The centre of the Gala featured two singers. Legendary “El Lebrijano”, honoured for his artistic career at Sevilla, was clearly held in the highest esteem by his colleagues on-stage as well as by many in the audience. A figure shuffling to take his place and squirming in his seat to get comfortable was transformed when he sang – his deep resonant voice commanding the theatre as he scaled passionate heights. Antonio Reyes took the best singer award and was in sharp contrast to his “El Lebrijano”, with a more nasal voice, but equalling his passion and revelling in elaborate ornamentations. I cannot claim any expertise with Flamenco singing, but it was fascinating to hear prime examples.
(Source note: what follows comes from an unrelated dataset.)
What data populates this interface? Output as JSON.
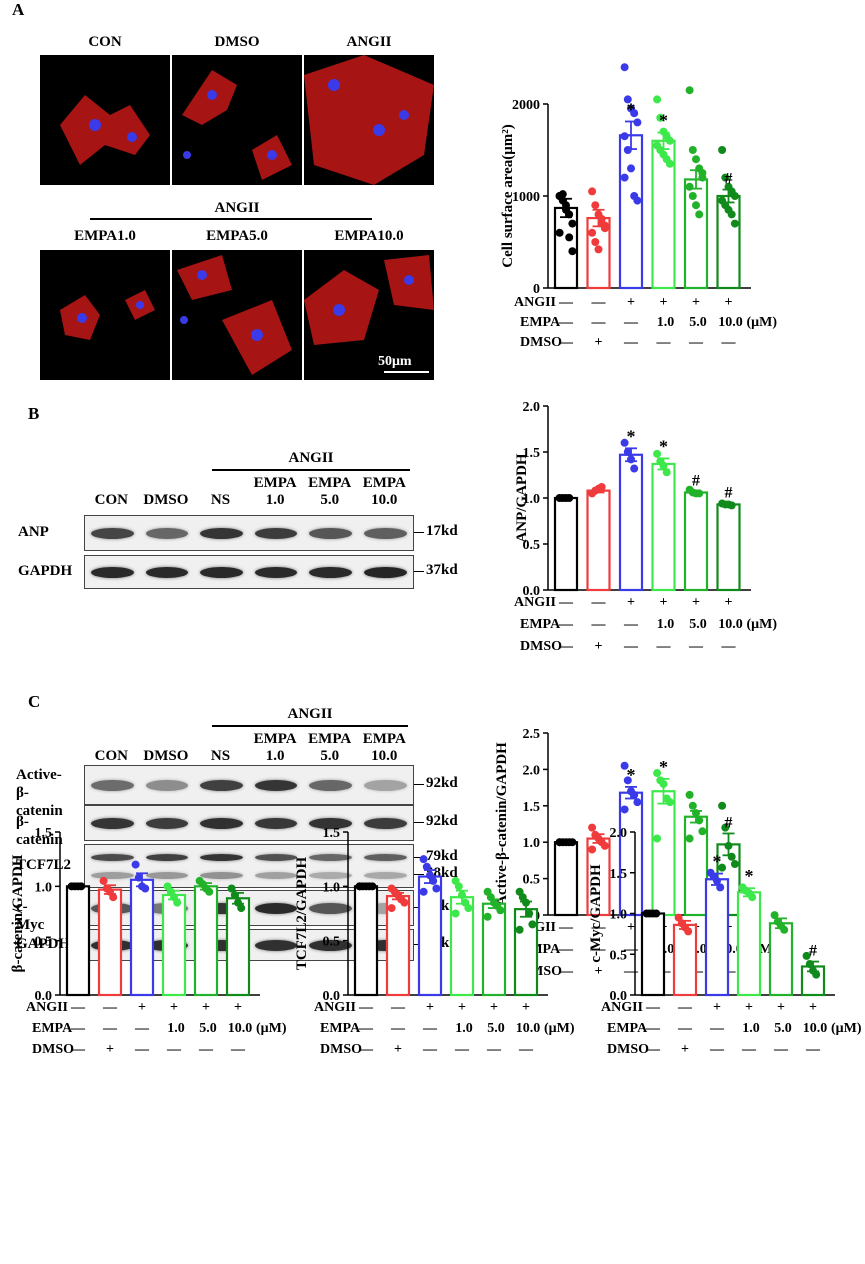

The formal part of the Gala closed with Farruquito who won the best dancer accolade. At first we see him sitting, beating a rhythm on a special table. But when he rises, he begins to prowl the stage like a tiger and his dancing has a ferocious character with the fastest of beats, rapid turns and staccato arm movements. His eyes gleam as if he is in a trance and the fireworks continue to explode throughout his performance.
Finally everyone was on-stage and after some hasty discussions, two of the guitarists sat down and played for a mix of impromptu singing and dancing including a drummer who stepped up to show his footwork skills. A perfect ending to a fine evening displaying the full range of Flamenco art.